MuBlE: MuJoCo and Blender simulation Environment and Benchmark for Task Planning in Robot Manipulation
Michal Nazarczuk, Karla Stepanova, Jan Kristof Behrens, Matej Hoffmann, Krystian Mikolajczyk
TL;DR
MuBlE addresses the challenge of developing embodied reasoning agents for long-horizon robot manipulation by providing a MuJoCo-based physics engine coupled with Blender-based photorealistic rendering within robosuite. It introduces SHOP-VRB2, a 12,000-scene multimodal benchmark demanding simultaneous visual and physical reasoning across ten tasks, plus data-generation tools for scenes, instructions, and ground-truth annotations. The authors demonstrate baselines on SHOP-VRB2 and real-world YCB scenes, showing meaningful sim-to-real transfer aided by high-fidelity rendering and accurate physics, while highlighting current difficulties in long-horizon manipulation. This work offers a scalable framework and benchmark to foster advances in closed-loop planning and multimodal understanding for robot manipulation, with practical impact on sim-to-real transfer and evaluation of embodied reasoning systems.
Abstract
Current embodied reasoning agents struggle to plan for long-horizon tasks that require to physically interact with the world to obtain the necessary information (e.g. 'sort the objects from lightest to heaviest'). The improvement of the capabilities of such an agent is highly dependent on the availability of relevant training environments. In order to facilitate the development of such systems, we introduce a novel simulation environment (built on top of robosuite) that makes use of the MuJoCo physics engine and high-quality renderer Blender to provide realistic visual observations that are also accurate to the physical state of the scene.
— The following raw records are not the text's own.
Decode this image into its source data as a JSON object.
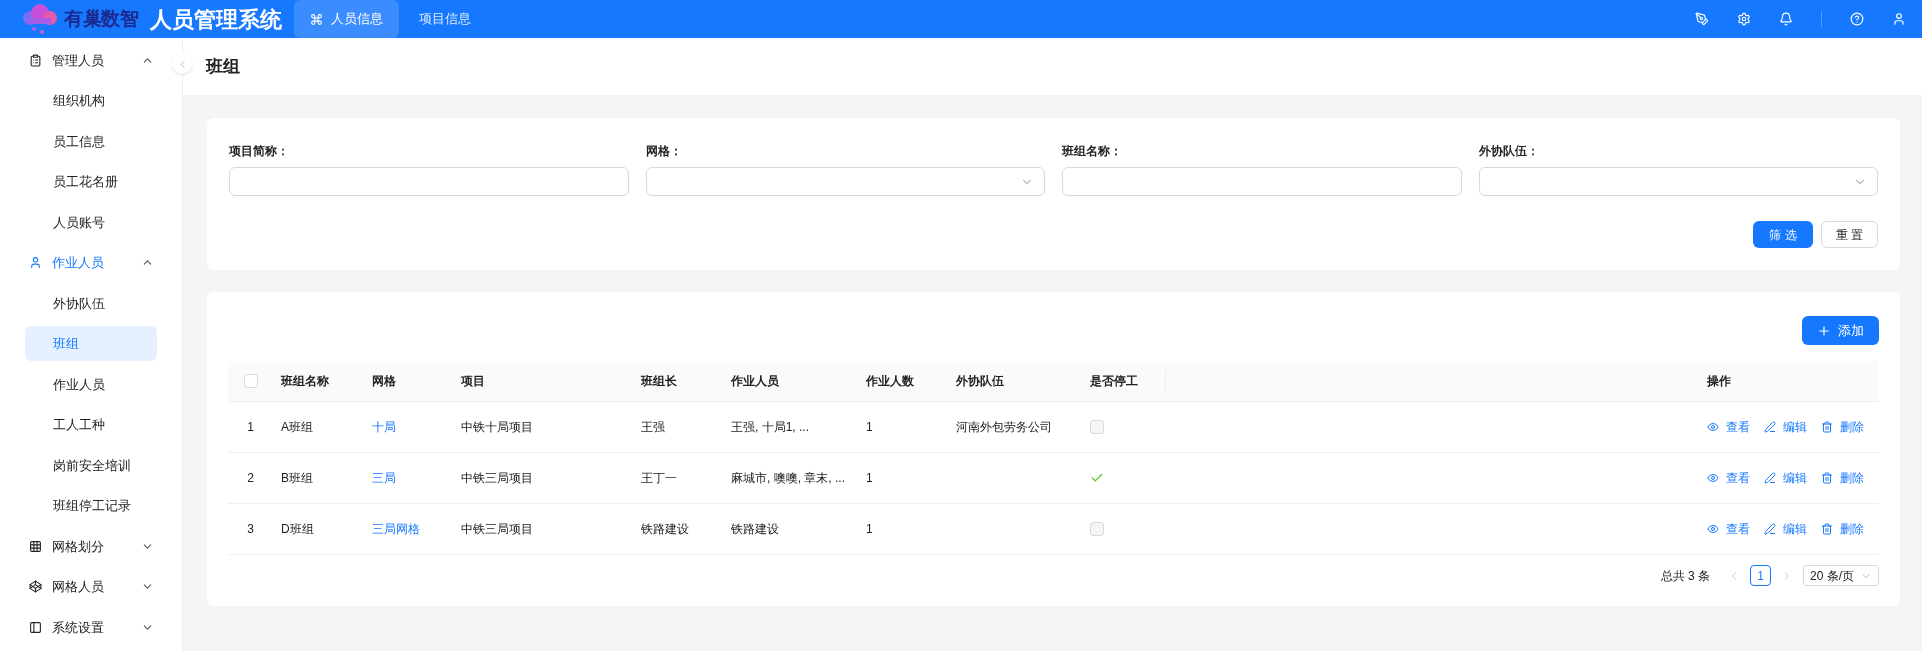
{
  "header": {
    "logo_text": "有巢数智",
    "app_title": "人员管理系统",
    "tabs": [
      {
        "label": "人员信息",
        "selected": true
      },
      {
        "label": "项目信息",
        "selected": false
      }
    ]
  },
  "sidebar": {
    "groups": [
      {
        "label": "管理人员",
        "kind": "form",
        "expanded": true,
        "children": [
          {
            "label": "组织机构",
            "selected": false
          },
          {
            "label": "员工信息",
            "selected": false
          },
          {
            "label": "员工花名册",
            "selected": false
          },
          {
            "label": "人员账号",
            "selected": false
          }
        ]
      },
      {
        "label": "作业人员",
        "kind": "user",
        "expanded": true,
        "children": [
          {
            "label": "外协队伍",
            "selected": false
          },
          {
            "label": "班组",
            "selected": true
          },
          {
            "label": "作业人员",
            "selected": false
          },
          {
            "label": "工人工种",
            "selected": false
          },
          {
            "label": "岗前安全培训",
            "selected": false
          },
          {
            "label": "班组停工记录",
            "selected": false
          }
        ]
      },
      {
        "label": "网格划分",
        "kind": "table",
        "expanded": false
      },
      {
        "label": "网格人员",
        "kind": "cube",
        "expanded": false
      },
      {
        "label": "系统设置",
        "kind": "panel",
        "expanded": false
      }
    ]
  },
  "page_title": "班组",
  "filters": [
    {
      "label": "项目简称：",
      "kind": "text"
    },
    {
      "label": "网格：",
      "kind": "select"
    },
    {
      "label": "班组名称：",
      "kind": "text"
    },
    {
      "label": "外协队伍：",
      "kind": "select"
    }
  ],
  "filter_buttons": {
    "submit": "筛 选",
    "reset": "重 置"
  },
  "add_button": "添加",
  "table": {
    "select_all": {
      "checked": false
    },
    "columns": [
      "班组名称",
      "网格",
      "项目",
      "班组长",
      "作业人员",
      "作业人数",
      "外协队伍",
      "是否停工",
      "操作"
    ],
    "rows": [
      {
        "index": "1",
        "name": "A班组",
        "grid": "十局",
        "project": "中铁十局项目",
        "leader": "王强",
        "workers": "王强, 十局1, ...",
        "count": "1",
        "team": "河南外包劳务公司",
        "stopped": false,
        "actions": [
          {
            "kind": "view",
            "label": "查看"
          },
          {
            "kind": "edit",
            "label": "编辑"
          },
          {
            "kind": "delete",
            "label": "删除"
          }
        ]
      },
      {
        "index": "2",
        "name": "B班组",
        "grid": "三局",
        "project": "中铁三局项目",
        "leader": "王丁一",
        "workers": "麻城市, 噢噢, 章末, ...",
        "count": "1",
        "stopped": true,
        "actions": [
          {
            "kind": "view",
            "label": "查看"
          },
          {
            "kind": "edit",
            "label": "编辑"
          },
          {
            "kind": "delete",
            "label": "删除"
          }
        ]
      },
      {
        "index": "3",
        "name": "D班组",
        "grid": "三局网格",
        "project": "中铁三局项目",
        "leader": "铁路建设",
        "workers": "铁路建设",
        "count": "1",
        "stopped": false,
        "actions": [
          {
            "kind": "view",
            "label": "查看"
          },
          {
            "kind": "edit",
            "label": "编辑"
          },
          {
            "kind": "delete",
            "label": "删除"
          }
        ]
      }
    ]
  },
  "pagination": {
    "total": "总共 3 条",
    "pages": [
      {
        "label": "1",
        "selected": true
      }
    ],
    "page_size": "20 条/页"
  }
}
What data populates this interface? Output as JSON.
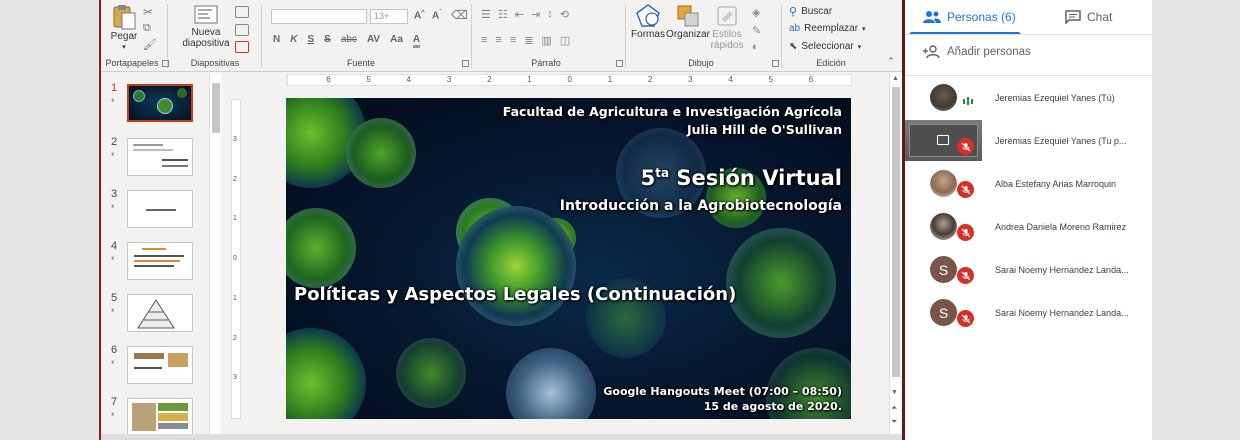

It is the first simulator focusing on long-horizon robot manipulation tasks preserving accurate physics modeling. MuBlE can generate mutlimodal data for training and enable design of closed-loop methods through environment interaction on two levels: visual - action loop, and control - physics loop. Together with the simulator, we propose SHOP-VRB2, a new benchmark composed of 10 classes of multi-step reasoning scenarios that require simultaneous visual and physical measurements.